After you log on to the IPython Notebook, a directory DataScienceSamples will show on the browser. This directory contains sample IPython Notebooks that are shared by Microsoft to help users conduct data science tasks. These sample IPython Notebooks are checked out from GitHub repository to the virtual machines during the IPython Notebook server setup process. Microsoft maintains and updates this repository frequently. Users may visit the GitHub repository to get the most recently updated sample IPython Notebooks.
Step 5: Upload an existing IPython Notebook from a local machine to the IPython Notebook server
IPython Notebooks provide an easy way for users to upload an existing IPython Notebook on their local machines to the IPython Notebook server on the virtual machines. After you log on to the IPython Notebook in a web browser, click into the directory that the IPython Notebook will be uploaded to. Then, select an IPython Notebook .ipynb file to upload from the local machine in the File Explorer, and drag and drop it to the IPython Notebook directory on the web browser. Click the Upload button, to upload the .ipynb file to the IPython Notebook server. Other users can then start using it in from their web browsers.

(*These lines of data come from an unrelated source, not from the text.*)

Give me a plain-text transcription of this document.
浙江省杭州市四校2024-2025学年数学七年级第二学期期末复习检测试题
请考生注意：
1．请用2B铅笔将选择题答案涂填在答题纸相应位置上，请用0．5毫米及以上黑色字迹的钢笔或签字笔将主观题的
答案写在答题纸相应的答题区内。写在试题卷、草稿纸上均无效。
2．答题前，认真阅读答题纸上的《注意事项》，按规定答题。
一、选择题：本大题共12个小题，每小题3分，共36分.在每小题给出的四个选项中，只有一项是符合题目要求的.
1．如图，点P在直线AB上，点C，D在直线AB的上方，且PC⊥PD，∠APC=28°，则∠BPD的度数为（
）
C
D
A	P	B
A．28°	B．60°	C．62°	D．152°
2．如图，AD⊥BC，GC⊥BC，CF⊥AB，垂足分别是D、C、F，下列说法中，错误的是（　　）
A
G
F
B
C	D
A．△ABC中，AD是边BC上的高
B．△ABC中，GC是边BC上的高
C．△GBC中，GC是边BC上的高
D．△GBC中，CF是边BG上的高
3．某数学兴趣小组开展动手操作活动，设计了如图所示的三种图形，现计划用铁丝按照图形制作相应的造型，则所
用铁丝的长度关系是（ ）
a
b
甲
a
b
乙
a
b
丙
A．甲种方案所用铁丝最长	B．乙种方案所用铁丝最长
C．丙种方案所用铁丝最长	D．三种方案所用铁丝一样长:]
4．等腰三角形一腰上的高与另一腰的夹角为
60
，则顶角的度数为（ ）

Shut down and de-allocate virtual machine when not in use
Azure Virtual Machines are priced as pay only for what you use. To ensure that you are not being billed when not using your virtual machine, it has to be in the Stopped (Deallocated) state when not in use.
If you shut down the virtual machine from inside the VM (using Windows power options), the VM is stopped but remains allocated. To ensure you do not continue to be billed, always stop virtual machines from the Azure classic portal. You can also stop the VM through Powershell by calling ShutdownRoleOperation with "PostShutdownAction" equal to "StoppedDeallocated".

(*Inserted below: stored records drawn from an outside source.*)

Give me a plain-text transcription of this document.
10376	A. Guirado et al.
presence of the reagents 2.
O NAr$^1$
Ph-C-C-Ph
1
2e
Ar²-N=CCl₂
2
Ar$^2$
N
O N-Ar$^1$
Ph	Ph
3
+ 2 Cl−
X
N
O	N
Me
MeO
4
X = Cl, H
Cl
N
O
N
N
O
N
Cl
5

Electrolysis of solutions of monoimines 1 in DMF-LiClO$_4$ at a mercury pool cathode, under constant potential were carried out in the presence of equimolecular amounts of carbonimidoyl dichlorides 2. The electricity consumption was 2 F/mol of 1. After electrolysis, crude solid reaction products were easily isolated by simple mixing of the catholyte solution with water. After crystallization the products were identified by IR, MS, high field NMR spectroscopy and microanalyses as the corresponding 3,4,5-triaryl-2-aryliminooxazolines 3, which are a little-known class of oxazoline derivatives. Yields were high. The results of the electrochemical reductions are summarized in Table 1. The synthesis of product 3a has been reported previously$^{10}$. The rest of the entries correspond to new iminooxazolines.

To shut down and deallocate the virtual machine:
- Log in to the Azure classic portal using your account.
- Select VIRTUAL MACHINES from the left navigation bar.
- In the list of virtual machines, click on the name of your virtual machine then go to the DASHBOARD page.
- At the bottom of the page, click SHUTDOWN.
The virtual machine will be deallocated but not deleted. You may restart your virtual machine at any time from the Azure classic portal.
Your Azure VM is ready to use: what's next?
Your virtual machine is now ready to use in your data science exercises. The virtual machine is also ready for use as an IPython Notebook server for the exploration and processing of data, and other tasks in conjunction with Azure Machine Learning and the Team Data Science Process.
The next steps in the Team Data Science Process are mapped in the Learning Path and may include steps that move data into HDInsight, process and sample it there in preparation for learning from the data with Azure Machine Learning.